Generating rotating black hole solutions by using the Cayley-Dickson construction

TL;DR

This paper introduces a novel method using Cayley-Dickson algebra to efficiently generate higher-dimensional rotating black hole solutions, including the nine-dimensional Myers-Perry black hole with multiple angular momenta.

Contribution

It develops a new approach combining Cayley-Dickson algebra with the Janis-Newman algorithm to produce rotating black hole solutions across various dimensions.

Findings

Derived the nine-dimensional Myers-Perry solution with four angular momenta.

Established a formula linking Cayley-Dickson algebra dimension to maximum angular momenta.

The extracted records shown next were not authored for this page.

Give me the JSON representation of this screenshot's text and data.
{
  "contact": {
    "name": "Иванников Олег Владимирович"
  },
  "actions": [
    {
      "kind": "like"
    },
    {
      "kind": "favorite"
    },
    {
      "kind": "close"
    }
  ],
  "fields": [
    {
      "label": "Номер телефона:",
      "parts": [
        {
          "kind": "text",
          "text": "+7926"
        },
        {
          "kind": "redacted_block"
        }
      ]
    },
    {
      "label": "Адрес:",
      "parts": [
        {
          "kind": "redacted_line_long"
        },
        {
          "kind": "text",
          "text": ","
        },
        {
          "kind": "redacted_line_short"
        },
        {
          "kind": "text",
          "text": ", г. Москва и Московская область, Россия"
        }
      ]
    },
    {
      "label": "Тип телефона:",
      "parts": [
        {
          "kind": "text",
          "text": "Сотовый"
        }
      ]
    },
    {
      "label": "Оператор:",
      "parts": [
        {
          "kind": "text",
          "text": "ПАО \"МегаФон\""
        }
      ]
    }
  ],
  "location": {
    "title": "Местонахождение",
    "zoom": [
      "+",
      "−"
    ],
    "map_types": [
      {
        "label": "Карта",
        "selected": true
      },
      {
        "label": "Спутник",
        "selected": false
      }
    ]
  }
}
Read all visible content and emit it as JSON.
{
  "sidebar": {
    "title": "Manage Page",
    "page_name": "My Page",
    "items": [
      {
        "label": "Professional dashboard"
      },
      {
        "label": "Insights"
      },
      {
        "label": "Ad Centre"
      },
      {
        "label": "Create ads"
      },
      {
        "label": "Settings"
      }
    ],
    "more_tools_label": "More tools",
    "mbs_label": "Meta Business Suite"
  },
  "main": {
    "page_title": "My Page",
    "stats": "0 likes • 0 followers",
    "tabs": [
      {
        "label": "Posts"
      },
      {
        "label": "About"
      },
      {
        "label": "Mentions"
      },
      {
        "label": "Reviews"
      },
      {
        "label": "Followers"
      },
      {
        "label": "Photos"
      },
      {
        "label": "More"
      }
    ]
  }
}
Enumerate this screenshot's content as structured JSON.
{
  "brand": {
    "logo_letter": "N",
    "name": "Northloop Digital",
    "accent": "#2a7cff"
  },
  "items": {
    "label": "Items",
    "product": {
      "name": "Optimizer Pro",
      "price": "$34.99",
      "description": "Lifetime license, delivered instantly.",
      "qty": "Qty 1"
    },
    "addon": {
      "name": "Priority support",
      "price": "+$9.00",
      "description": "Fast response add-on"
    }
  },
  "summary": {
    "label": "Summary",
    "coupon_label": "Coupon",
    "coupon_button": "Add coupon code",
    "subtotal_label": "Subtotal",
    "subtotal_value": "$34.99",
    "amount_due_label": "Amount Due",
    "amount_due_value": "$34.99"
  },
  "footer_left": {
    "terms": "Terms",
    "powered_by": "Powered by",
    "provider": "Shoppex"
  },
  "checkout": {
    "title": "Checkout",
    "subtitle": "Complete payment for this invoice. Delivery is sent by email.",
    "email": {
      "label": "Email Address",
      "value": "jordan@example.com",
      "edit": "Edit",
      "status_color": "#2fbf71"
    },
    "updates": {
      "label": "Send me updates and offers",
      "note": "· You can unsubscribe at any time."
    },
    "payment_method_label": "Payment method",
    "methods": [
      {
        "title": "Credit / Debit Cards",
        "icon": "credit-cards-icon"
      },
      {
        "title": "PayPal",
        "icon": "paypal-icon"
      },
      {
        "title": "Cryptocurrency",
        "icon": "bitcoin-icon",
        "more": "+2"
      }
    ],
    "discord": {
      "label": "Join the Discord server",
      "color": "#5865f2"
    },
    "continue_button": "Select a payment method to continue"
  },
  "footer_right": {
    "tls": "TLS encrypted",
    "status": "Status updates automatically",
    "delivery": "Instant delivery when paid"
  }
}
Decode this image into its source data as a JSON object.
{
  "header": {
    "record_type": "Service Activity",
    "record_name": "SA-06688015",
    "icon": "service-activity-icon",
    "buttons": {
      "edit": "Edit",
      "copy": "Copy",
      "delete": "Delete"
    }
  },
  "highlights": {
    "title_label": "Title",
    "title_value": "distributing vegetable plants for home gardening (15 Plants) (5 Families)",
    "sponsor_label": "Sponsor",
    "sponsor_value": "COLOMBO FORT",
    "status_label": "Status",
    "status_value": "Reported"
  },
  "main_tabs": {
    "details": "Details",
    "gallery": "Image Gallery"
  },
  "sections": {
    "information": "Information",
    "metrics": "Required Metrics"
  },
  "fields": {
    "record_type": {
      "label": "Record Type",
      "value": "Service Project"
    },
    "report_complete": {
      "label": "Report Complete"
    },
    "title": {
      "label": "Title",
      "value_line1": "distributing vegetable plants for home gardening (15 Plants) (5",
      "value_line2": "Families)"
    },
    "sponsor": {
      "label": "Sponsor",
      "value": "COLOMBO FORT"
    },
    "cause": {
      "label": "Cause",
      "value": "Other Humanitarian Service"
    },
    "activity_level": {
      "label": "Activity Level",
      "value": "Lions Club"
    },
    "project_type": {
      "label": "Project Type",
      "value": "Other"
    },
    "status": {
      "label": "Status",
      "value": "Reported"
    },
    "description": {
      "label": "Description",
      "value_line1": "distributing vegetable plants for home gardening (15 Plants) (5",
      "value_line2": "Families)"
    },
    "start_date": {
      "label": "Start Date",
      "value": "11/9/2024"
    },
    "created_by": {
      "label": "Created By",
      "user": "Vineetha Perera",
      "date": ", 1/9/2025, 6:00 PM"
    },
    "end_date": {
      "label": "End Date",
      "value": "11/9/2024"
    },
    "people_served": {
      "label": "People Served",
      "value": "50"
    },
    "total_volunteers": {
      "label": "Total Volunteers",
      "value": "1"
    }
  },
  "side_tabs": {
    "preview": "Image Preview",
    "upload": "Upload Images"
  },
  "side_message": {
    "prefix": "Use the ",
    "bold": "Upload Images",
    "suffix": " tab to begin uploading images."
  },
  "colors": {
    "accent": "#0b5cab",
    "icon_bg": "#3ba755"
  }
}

Discussed the limitations and cutoff for using Cayley-Dickson construction in this context.

Abstract

This paper exploits the power of the Cayley-Dickson algebra to generate stationary rotating black hole solutions in one fell swoop. Specifically, we derive the nine-dimensional Myers-Perry solution with four independent angular momenta by using the Janis-Newman algorithm and Giampieri's simplification method, exploiting the octonion algebra. A general formula relating the dimension of the Cayley-Dickson algebra with the maximum number of angular momenta in each dimension is derived. Finally, we discuss the cut-off dimension for using the Cayley-Dickson construction along with the Janis-Newman algorithm for producing the rotating solutions.